No es sencillo conseguir que un tipo de 17 o 18 años hable francamente, cuando le hacen una pregunta lo primero que pensará será cual es la respuesta correcta, para no quedar mal enfrente de los profesores y los entrevistadores. Es increíble la capacidad que desarrollan los tipos del liceo para el doble discurso, uno escucha a los profesores y se da cuenta por qué. Lo chistoso es que todos saben que lo que dicen es mentira, especialmente ellos que mientras repiten lo políticamente correcto con cara de angelitos todos los demás se sonríen por lo bajo por toda la charada que están armando.
Yo creo que ese doble discurso es producto de la forma en que se enseña y especialmente de la carga ideológica de los profesores, ellos también fueron formados en el doble discurso, en la respuesta adecuada y lo políticamente correcto. Pero no creo que sea malo, la hipocresía es una habilidad muy valiosa en la vida diaria y creo que la enseñan muy bien en los liceos, pero tal vez se les pasa la mano.
Creo que el concepto de la respuesta correcta es clave en lo que entienden nuestros profesores por formación de los alumnos, está tan enraizado en ellos que lo hacen de manera inconsciente, la ideología de los profesores parece bastante homogenea, pero los alumnos parecen bien reacios en comprarla, entonces “hacen como si” y desarrollan su discurso políticamente correcto que todos saben que es una especie de actuación.
En   fin, después de largos discursos convencionales de profesores y alumnos se empezaron a soltar y a hablar claro y salieron algunas cosas interesantes.
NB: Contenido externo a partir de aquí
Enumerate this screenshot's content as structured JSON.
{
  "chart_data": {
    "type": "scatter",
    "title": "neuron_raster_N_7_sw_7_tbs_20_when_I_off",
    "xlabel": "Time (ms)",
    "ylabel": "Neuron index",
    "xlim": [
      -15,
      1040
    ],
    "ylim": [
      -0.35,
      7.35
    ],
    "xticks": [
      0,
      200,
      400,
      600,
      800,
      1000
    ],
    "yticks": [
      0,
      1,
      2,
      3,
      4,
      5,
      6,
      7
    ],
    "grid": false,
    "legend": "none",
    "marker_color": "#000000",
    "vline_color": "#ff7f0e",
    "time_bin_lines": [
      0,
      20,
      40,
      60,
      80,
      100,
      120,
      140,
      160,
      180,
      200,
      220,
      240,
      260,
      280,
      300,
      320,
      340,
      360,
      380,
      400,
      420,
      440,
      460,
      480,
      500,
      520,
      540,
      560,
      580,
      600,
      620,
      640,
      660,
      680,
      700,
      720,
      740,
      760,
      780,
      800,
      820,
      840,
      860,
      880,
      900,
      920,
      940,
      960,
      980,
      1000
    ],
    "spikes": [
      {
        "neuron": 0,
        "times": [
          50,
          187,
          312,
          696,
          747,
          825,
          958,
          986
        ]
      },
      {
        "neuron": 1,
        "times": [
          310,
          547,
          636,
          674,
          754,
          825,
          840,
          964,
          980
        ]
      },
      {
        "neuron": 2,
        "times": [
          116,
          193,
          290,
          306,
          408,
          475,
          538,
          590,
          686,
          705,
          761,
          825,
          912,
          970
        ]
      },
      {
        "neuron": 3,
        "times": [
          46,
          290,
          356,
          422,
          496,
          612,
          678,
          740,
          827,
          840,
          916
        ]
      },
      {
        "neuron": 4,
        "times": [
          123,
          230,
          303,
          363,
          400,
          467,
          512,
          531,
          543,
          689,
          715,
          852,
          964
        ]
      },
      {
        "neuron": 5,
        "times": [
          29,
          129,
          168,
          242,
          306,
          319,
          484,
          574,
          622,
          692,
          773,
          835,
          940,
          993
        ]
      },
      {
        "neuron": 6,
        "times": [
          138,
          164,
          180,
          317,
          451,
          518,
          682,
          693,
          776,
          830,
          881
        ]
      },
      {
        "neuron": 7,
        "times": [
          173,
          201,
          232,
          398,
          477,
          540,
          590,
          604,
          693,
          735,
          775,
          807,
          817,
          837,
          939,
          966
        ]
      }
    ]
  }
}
Por ejemplo la mayoría planifica sus metas en base a las condiciones económicas, los razonamientos eran del tipo “como mi familia es pobre entonces….” etc. entonces les hicimos una pregunta hipotética “supongamos que la plata no es problema, aparece un tío millonario o en su familia se sacan la lotería ¿cuales serían sus metas profesionales?” allí todos cambiaron las metas una quería ser doctora, otra obstetra (ambas estudiaban para técnico en enfermería), otro ingeniero electrónico (muchacho, no sabes lo que te espera), etc. pero de los 12 muchachos dos dijeron que querían ser técnicos. Es interesante plantearse metas independientes a la situación económica del momento: la plata viene y se va, normalmente se usa como buena excusa para no esforzarse.
Luego preguntamos “¿Quien se quiere ir de Arica?” todos levantaron la mano, refinamos la pregunta “¿si tuvieran buenas perspectivas económicas en Arica cuantos se irían de todas maneras?” allí los potenciales emigrantes bajaron a la mitad, seguimos afinando “¿quien se quiere ir definitivamente y quien para perfeccionarse y después volver?” solo dos querían irse definitivamente, miren como cambian las opiniones, la mayoría quiere salir a conocer otros lados pero también les gustaría volver y establecerse acá, siempre que tuviesen trabajo.
Los discursos de los profesores, si los hubiese leído, los habría encontrado nefastos y hubiese despotricado, tal como lo he hecho muchas veces por acá mismo, pero verlos hablar es otra cosa. Hay algo muy noble en esos tipos correctamente vestidos y llenos de clichés, una vocación inmensa que solo se puede apreciar cuando uno los escucha en persona, creo que hay un tremendo potencial en los profesores fiscales, mal dirigido y mal aprovechado, conforme, pero el cariño y la vocación que tienen por su trabajo es enorme y eso es fundamental. Seguramente no son todos iguales, pero la mayoría de los que he conocido tienen esa materia prima que podría hacerlos estrellas de la educación si se les pudiera hacer el click de la reconversión.
Esas fueron algunas de las impresiones personales que me quedaron del focus, en fin, hoy salgo para Iquique a lo mismo, a ver como sale allá la cosa.